Une longue période de dérive droitière et raciste

Si les apparences du bipartisme britannique paraissent sauves, les évolutions politiques que connaît la Grande-Bretagne depuis une dizaine d’années sont, dans une large mesure, comparables à ce que l’on observe ailleurs en Europe et dans le monde : dérives droitières nationalistes, racistes et xénophobes, montée de l’audience de l’extrême-droite, succès éditorial des paniques identitaires déclinistes, normalisation des thèmes et arguments les plus réactionnaires dans le champ de la politique institutionnelle présumée convenable. Les aléas et les déconvenues du parti UKIP (créé en 1993 – d’abord anti-UE puis ouvertement anti-étrangers) ou du BNP (British National Party, en continuité directe de courants ouvertement fascistes ou néo-nazis) ne changent rien à ce premier constat que l’on doit en grande partie à une dominante de la vie politique en Grande-Bretagne : le système électoral parlementaire uninominal à un tour qui favorise les deux principaux partis et repousse les autres organisations aux marges du champ politique traditionnel, quand bien même ces organisations bénéficieraient d’audiences électorales importantes et croissantes (à gauche, le cas des Verts est un bon exemple de ce type de décalage).

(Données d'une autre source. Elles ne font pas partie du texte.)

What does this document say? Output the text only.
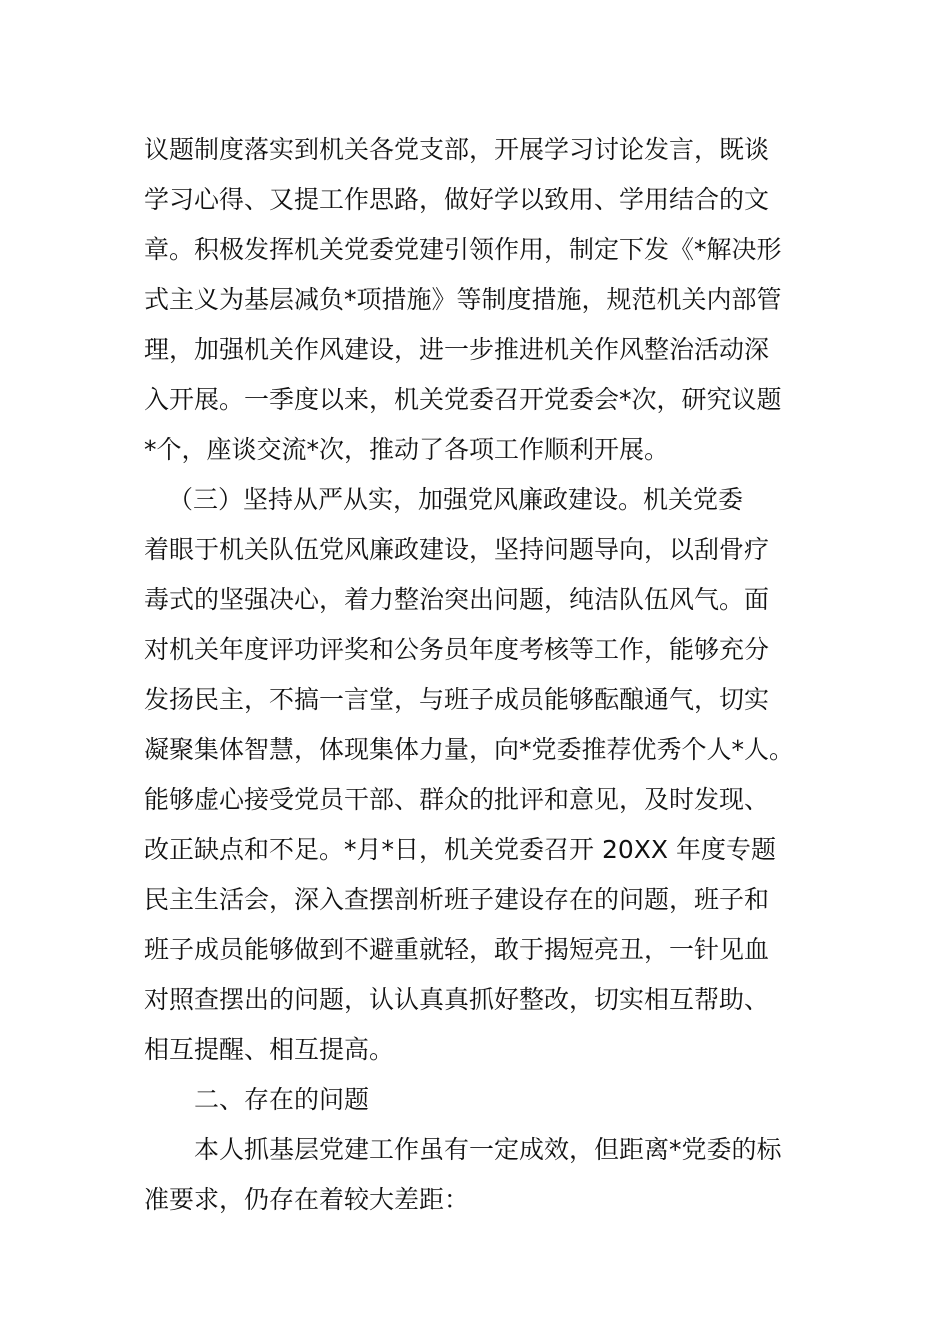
议题制度落实到机关各党支部，开展学习讨论发言，既谈

学习心得、又提工作思路，做好学以致用、学用结合的文

章。积极发挥机关党委党建引领作用，制定下发《*解决形

式主义为基层减负*项措施》等制度措施，规范机关内部管

理，加强机关作风建设，进一步推进机关作风整治活动深

入开展。一季度以来，机关党委召开党委会*次，研究议题

*个，座谈交流*次，推动了各项工作顺利开展。

（三）坚持从严从实，加强党风廉政建设。机关党委

着眼于机关队伍党风廉政建设，坚持问题导向，以刮骨疗

毒式的坚强决心，着力整治突出问题，纯洁队伍风气。面

对机关年度评功评奖和公务员年度考核等工作，能够充分

发扬民主，不搞一言堂，与班子成员能够酝酿通气，切实

凝聚集体智慧，体现集体力量，向*党委推荐优秀个人*人。

能够虚心接受党员干部、群众的批评和意见，及时发现、

改正缺点和不足。*月*日，机关党委召开 20XX 年度专题

民主生活会，深入查摆剖析班子建设存在的问题，班子和

班子成员能够做到不避重就轻，敢于揭短亮丑，一针见血

对照查摆出的问题，认认真真抓好整改，切实相互帮助、

相互提醒、相互提高。

二、存在的问题

本人抓基层党建工作虽有一定成效，但距离*党委的标

准要求，仍存在着较大差距：
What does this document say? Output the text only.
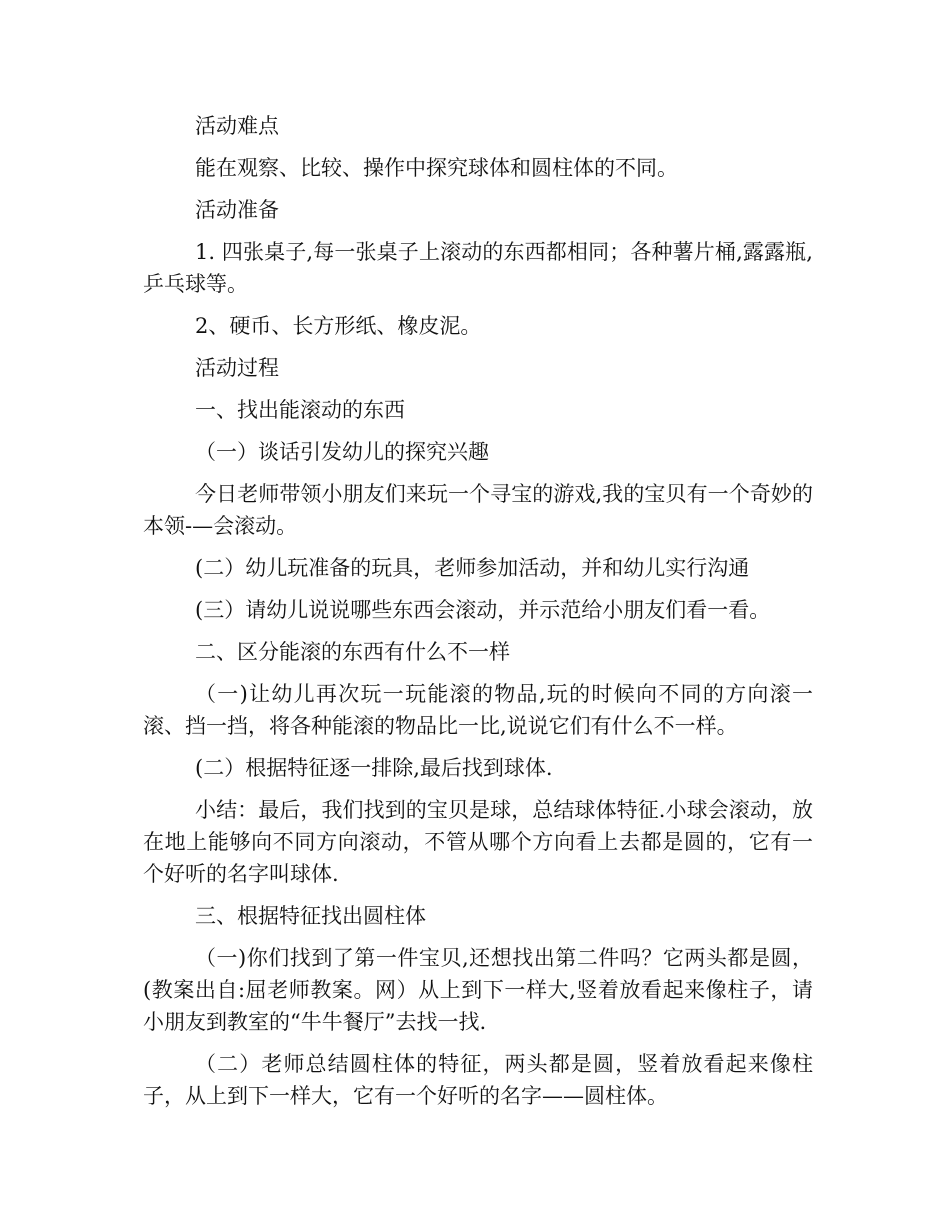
活动难点

能在观察、比较、操作中探究球体和圆柱体的不同。

活动准备

1. 四张桌子,每一张桌子上滚动的东西都相同；各种薯片桶,露露瓶,乒乓球等。

2、硬币、长方形纸、橡皮泥。

活动过程

一、找出能滚动的东西

（一）谈话引发幼儿的探究兴趣

今日老师带领小朋友们来玩一个寻宝的游戏,我的宝贝有一个奇妙的本领-—会滚动。

(二）幼儿玩准备的玩具，老师参加活动，并和幼儿实行沟通

(三）请幼儿说说哪些东西会滚动，并示范给小朋友们看一看。

二、区分能滚的东西有什么不一样

（一)让幼儿再次玩一玩能滚的物品,玩的时候向不同的方向滚一滚、挡一挡，将各种能滚的物品比一比,说说它们有什么不一样。

(二）根据特征逐一排除,最后找到球体.

小结：最后，我们找到的宝贝是球，总结球体特征.小球会滚动，放在地上能够向不同方向滚动，不管从哪个方向看上去都是圆的，它有一个好听的名字叫球体.

三、根据特征找出圆柱体

（一)你们找到了第一件宝贝,还想找出第二件吗？它两头都是圆，(教案出自:屈老师教案。网）从上到下一样大,竖着放看起来像柱子，请小朋友到教室的“牛牛餐厅”去找一找.

（二）老师总结圆柱体的特征，两头都是圆，竖着放看起来像柱子，从上到下一样大，它有一个好听的名字——圆柱体。
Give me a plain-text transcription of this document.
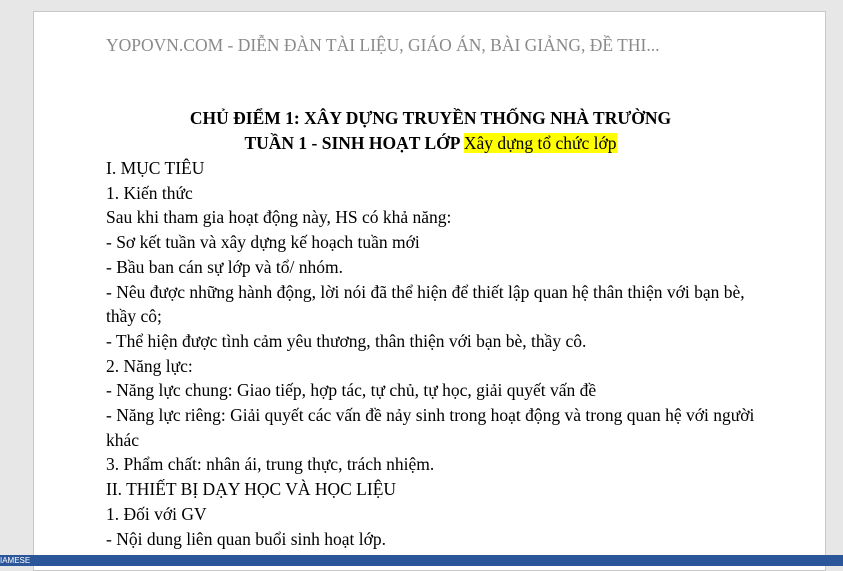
YOPOVN.COM - DIỄN ĐÀN TÀI LIỆU, GIÁO ÁN, BÀI GIẢNG, ĐỀ THI...
CHỦ ĐIỂM 1: XÂY DỰNG TRUYỀN THỐNG NHÀ TRƯỜNG
TUẦN 1 - SINH HOẠT LỚP Xây dựng tổ chức lớp

I. MỤC TIÊU

1. Kiến thức

Sau khi tham gia hoạt động này, HS có khả năng:

- Sơ kết tuần và xây dựng kế hoạch tuần mới

- Bầu ban cán sự lớp và tổ/ nhóm.

- Nêu được những hành động, lời nói đã thể hiện để thiết lập quan hệ thân thiện với bạn bè, thầy cô;

- Thể hiện được tình cảm yêu thương, thân thiện với bạn bè, thầy cô.

2. Năng lực:

- Năng lực chung: Giao tiếp, hợp tác, tự chủ, tự học, giải quyết vấn đề

- Năng lực riêng: Giải quyết các vấn đề nảy sinh trong hoạt động và trong quan hệ với người khác

3. Phẩm chất: nhân ái, trung thực, trách nhiệm.

II. THIẾT BỊ DẠY HỌC VÀ HỌC LIỆU

1. Đối với GV

- Nội dung liên quan buổi sinh hoạt lớp.

IAMESE
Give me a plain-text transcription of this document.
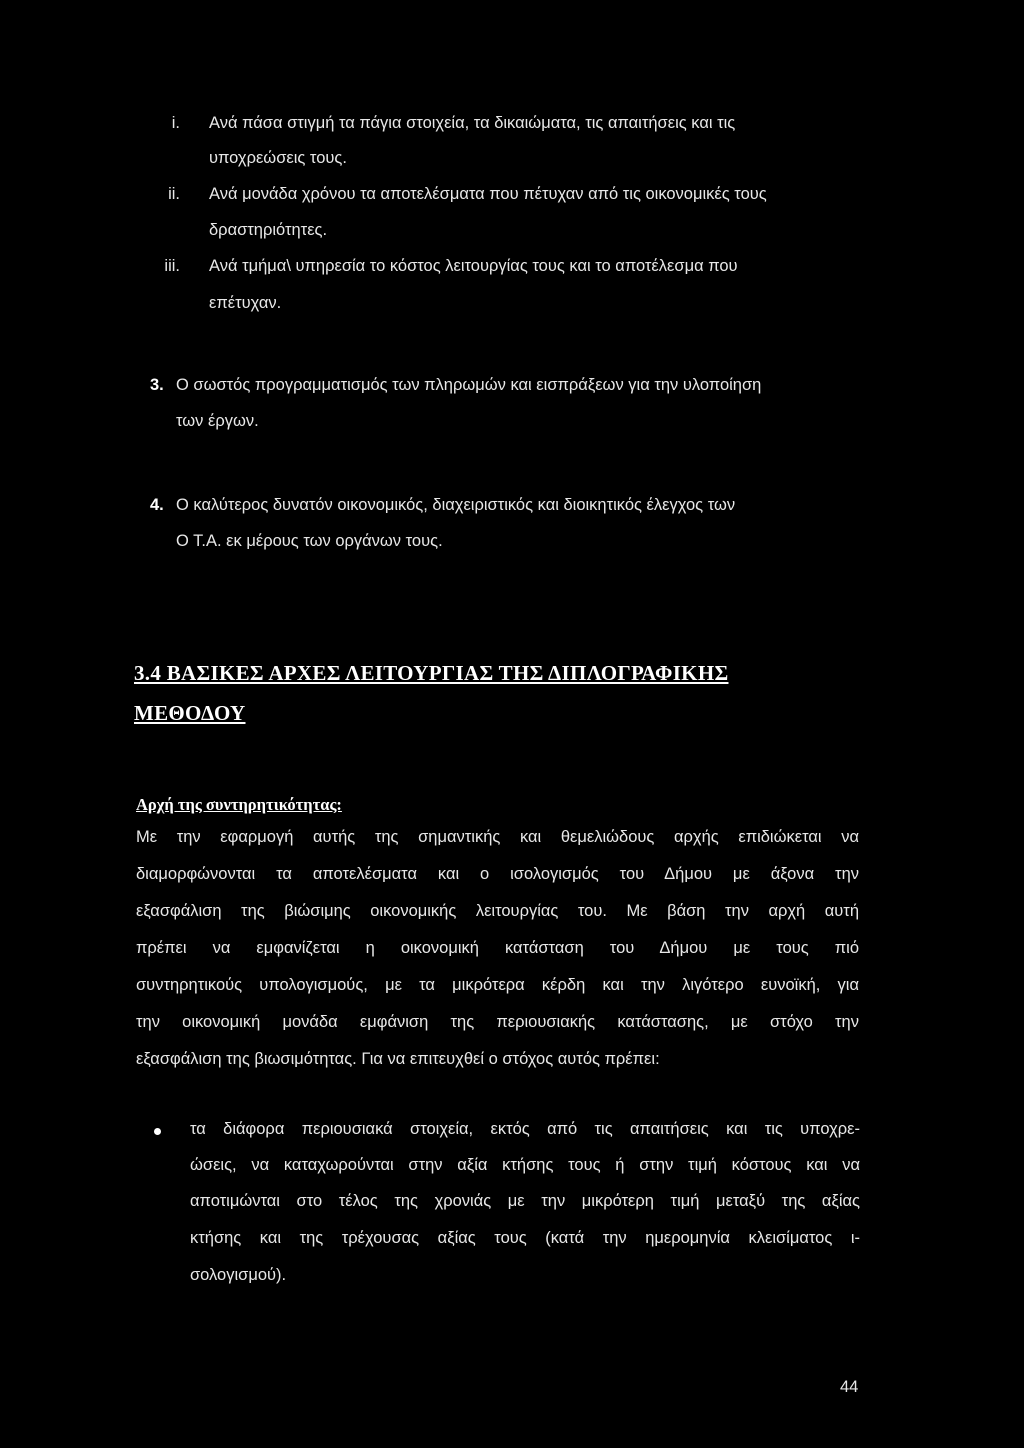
i. Ανά πάσα στιγμή τα πάγια στοιχεία, τα δικαιώματα, τις απαιτήσεις και τις
υποχρεώσεις τους.
ii. Ανά μονάδα χρόνου τα αποτελέσματα που πέτυχαν από τις οικονομικές τους
δραστηριότητες.
iii. Ανά τμήμα\ υπηρεσία το κόστος λειτουργίας τους και το αποτέλεσμα που
επέτυχαν.
3. Ο σωστός προγραμματισμός των πληρωμών και εισπράξεων για την υλοποίηση
των έργων.
4. Ο καλύτερος δυνατόν οικονομικός, διαχειριστικός και διοικητικός έλεγχος των
Ο Τ.Α. εκ μέρους των οργάνων τους.
3.4 ΒΑΣΙΚΕΣ ΑΡΧΕΣ ΛΕΙΤΟΥΡΓΙΑΣ ΤΗΣ ΔΙΠΛΟΓΡΑΦΙΚΗΣ
ΜΕΘΟΔΟΥ
Αρχή της συντηρητικότητας:
Με την εφαρμογή αυτής της σημαντικής και θεμελιώδους αρχής επιδιώκεται να
διαμορφώνονται τα αποτελέσματα και ο ισολογισμός του Δήμου με άξονα την
εξασφάλιση της βιώσιμης οικονομικής λειτουργίας του. Με βάση την αρχή αυτή
πρέπει να εμφανίζεται η οικονομική κατάσταση του Δήμου με τους πιό
συντηρητικούς υπολογισμούς, με τα μικρότερα κέρδη και την λιγότερο ευνοϊκή, για
την οικονομική μονάδα εμφάνιση της περιουσιακής κατάστασης, με στόχο την
εξασφάλιση της βιωσιμότητας. Για να επιτευχθεί ο στόχος αυτός πρέπει:
τα διάφορα περιουσιακά στοιχεία, εκτός από τις απαιτήσεις και τις υποχρε-
ώσεις, να καταχωρούνται στην αξία κτήσης τους ή στην τιμή κόστους και να
αποτιμώνται στο τέλος της χρονιάς με την μικρότερη τιμή μεταξύ της αξίας
κτήσης και της τρέχουσας αξίας τους (κατά την ημερομηνία κλεισίματος ι-
σολογισμού).
44
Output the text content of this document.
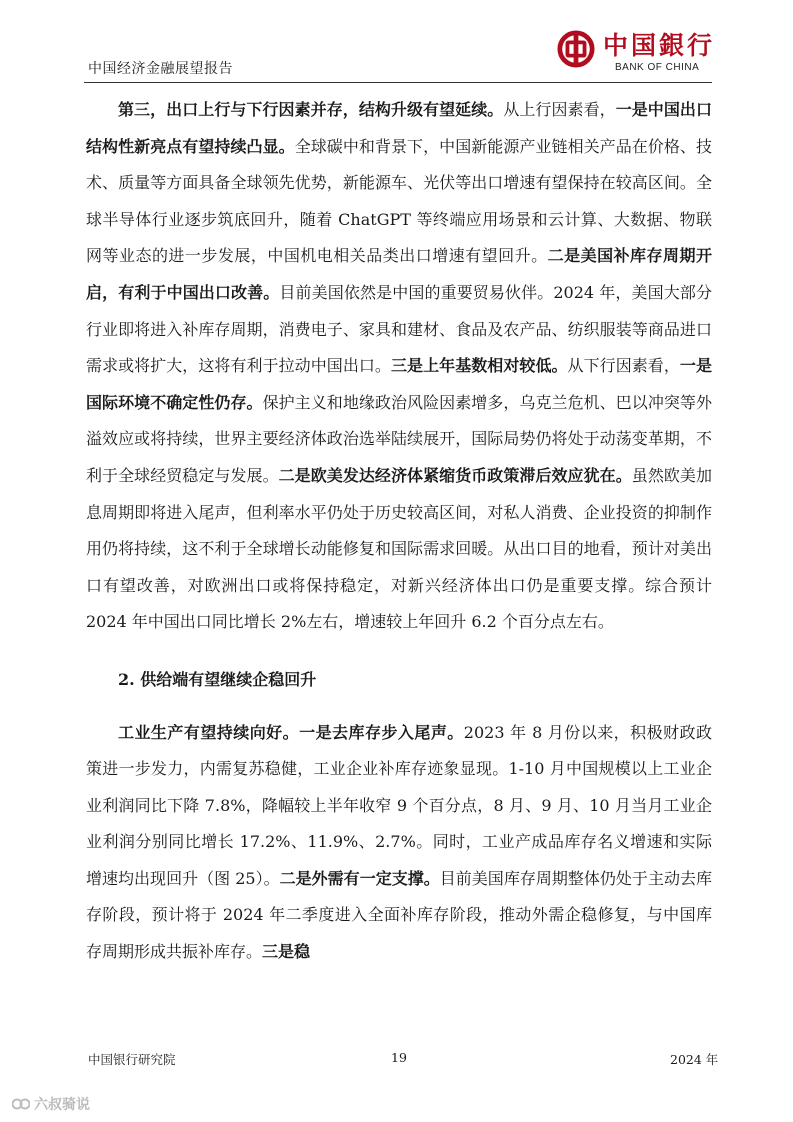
中国经济金融展望报告
中国銀行
BANK OF CHINA

第三，出口上行与下行因素并存，结构升级有望延续。从上行因素看，一是中国出口结构性新亮点有望持续凸显。全球碳中和背景下，中国新能源产业链相关产品在价格、技术、质量等方面具备全球领先优势，新能源车、光伏等出口增速有望保持在较高区间。全球半导体行业逐步筑底回升，随着 ChatGPT 等终端应用场景和云计算、大数据、物联网等业态的进一步发展，中国机电相关品类出口增速有望回升。二是美国补库存周期开启，有利于中国出口改善。目前美国依然是中国的重要贸易伙伴。2024 年，美国大部分行业即将进入补库存周期，消费电子、家具和建材、食品及农产品、纺织服装等商品进口需求或将扩大，这将有利于拉动中国出口。三是上年基数相对较低。从下行因素看，一是国际环境不确定性仍存。保护主义和地缘政治风险因素增多，乌克兰危机、巴以冲突等外溢效应或将持续，世界主要经济体政治选举陆续展开，国际局势仍将处于动荡变革期，不利于全球经贸稳定与发展。二是欧美发达经济体紧缩货币政策滞后效应犹在。虽然欧美加息周期即将进入尾声，但利率水平仍处于历史较高区间，对私人消费、企业投资的抑制作用仍将持续，这不利于全球增长动能修复和国际需求回暖。从出口目的地看，预计对美出口有望改善，对欧洲出口或将保持稳定，对新兴经济体出口仍是重要支撑。综合预计 2024 年中国出口同比增长 2%左右，增速较上年回升 6.2 个百分点左右。

2. 供给端有望继续企稳回升

工业生产有望持续向好。一是去库存步入尾声。2023 年 8 月份以来，积极财政政策进一步发力，内需复苏稳健，工业企业补库存迹象显现。1-10 月中国规模以上工业企业利润同比下降 7.8%，降幅较上半年收窄 9 个百分点，8 月、9 月、10 月当月工业企业利润分别同比增长 17.2%、11.9%、2.7%。同时，工业产成品库存名义增速和实际增速均出现回升（图 25）。二是外需有一定支撑。目前美国库存周期整体仍处于主动去库存阶段，预计将于 2024 年二季度进入全面补库存阶段，推动外需企稳修复，与中国库存周期形成共振补库存。三是稳

中国银行研究院	19	2024 年
六叔骑说
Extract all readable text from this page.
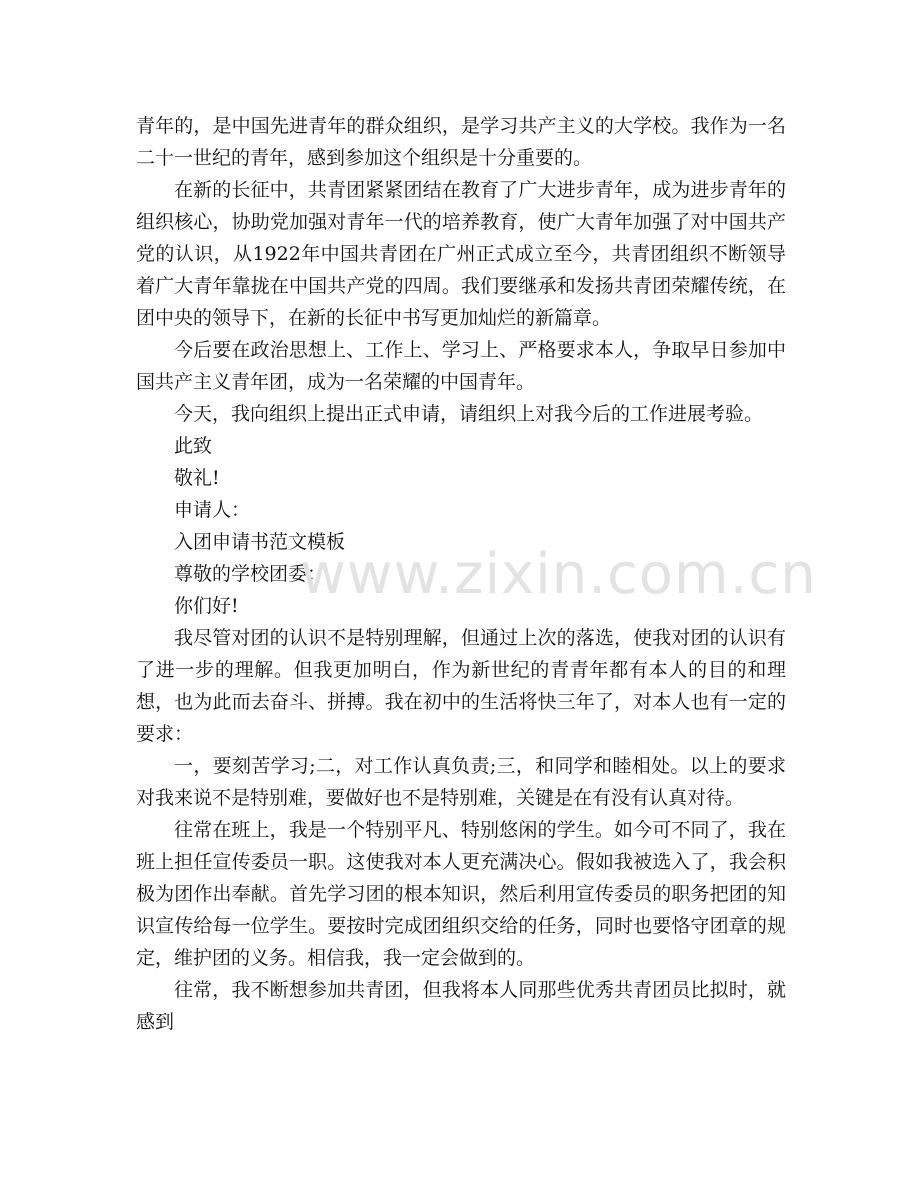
青年的，是中国先进青年的群众组织，是学习共产主义的大学校。我作为一名二十一世纪的青年，感到参加这个组织是十分重要的。

在新的长征中，共青团紧紧团结在教育了广大进步青年，成为进步青年的组织核心，协助党加强对青年一代的培养教育，使广大青年加强了对中国共产党的认识，从1922年中国共青团在广州正式成立至今，共青团组织不断领导着广大青年靠拢在中国共产党的四周。我们要继承和发扬共青团荣耀传统，在团中央的领导下，在新的长征中书写更加灿烂的新篇章。

今后要在政治思想上、工作上、学习上、严格要求本人，争取早日参加中国共产主义青年团，成为一名荣耀的中国青年。

今天，我向组织上提出正式申请，请组织上对我今后的工作进展考验。

此致

敬礼!

申请人：

入团申请书范文模板

尊敬的学校团委：

你们好!

我尽管对团的认识不是特别理解，但通过上次的落选，使我对团的认识有了进一步的理解。但我更加明白，作为新世纪的青青年都有本人的目的和理想，也为此而去奋斗、拼搏。我在初中的生活将快三年了，对本人也有一定的要求：

一，要刻苦学习;二，对工作认真负责;三，和同学和睦相处。以上的要求对我来说不是特别难，要做好也不是特别难，关键是在有没有认真对待。

往常在班上，我是一个特别平凡、特别悠闲的学生。如今可不同了，我在班上担任宣传委员一职。这使我对本人更充满决心。假如我被选入了，我会积极为团作出奉献。首先学习团的根本知识，然后利用宣传委员的职务把团的知识宣传给每一位学生。要按时完成团组织交给的任务，同时也要恪守团章的规定，维护团的义务。相信我，我一定会做到的。

往常，我不断想参加共青团，但我将本人同那些优秀共青团员比拟时，就感到

www.zixin.com.cn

Le face-à-face familier entre partis travailliste et conservateur n’est donc en rien le signal d’une modération préservée dans une conjoncture internationale, elle, marquée par les résurgences autoritaires et fascistes. Les conservateurs (ou Tories), au pouvoir depuis 2010, ont mené de front des politiques d’austérité post-2008 d’une brutalité extrême et un durcissement généralisé des politiques migratoires assortis de l’imagerie toxique appropriée.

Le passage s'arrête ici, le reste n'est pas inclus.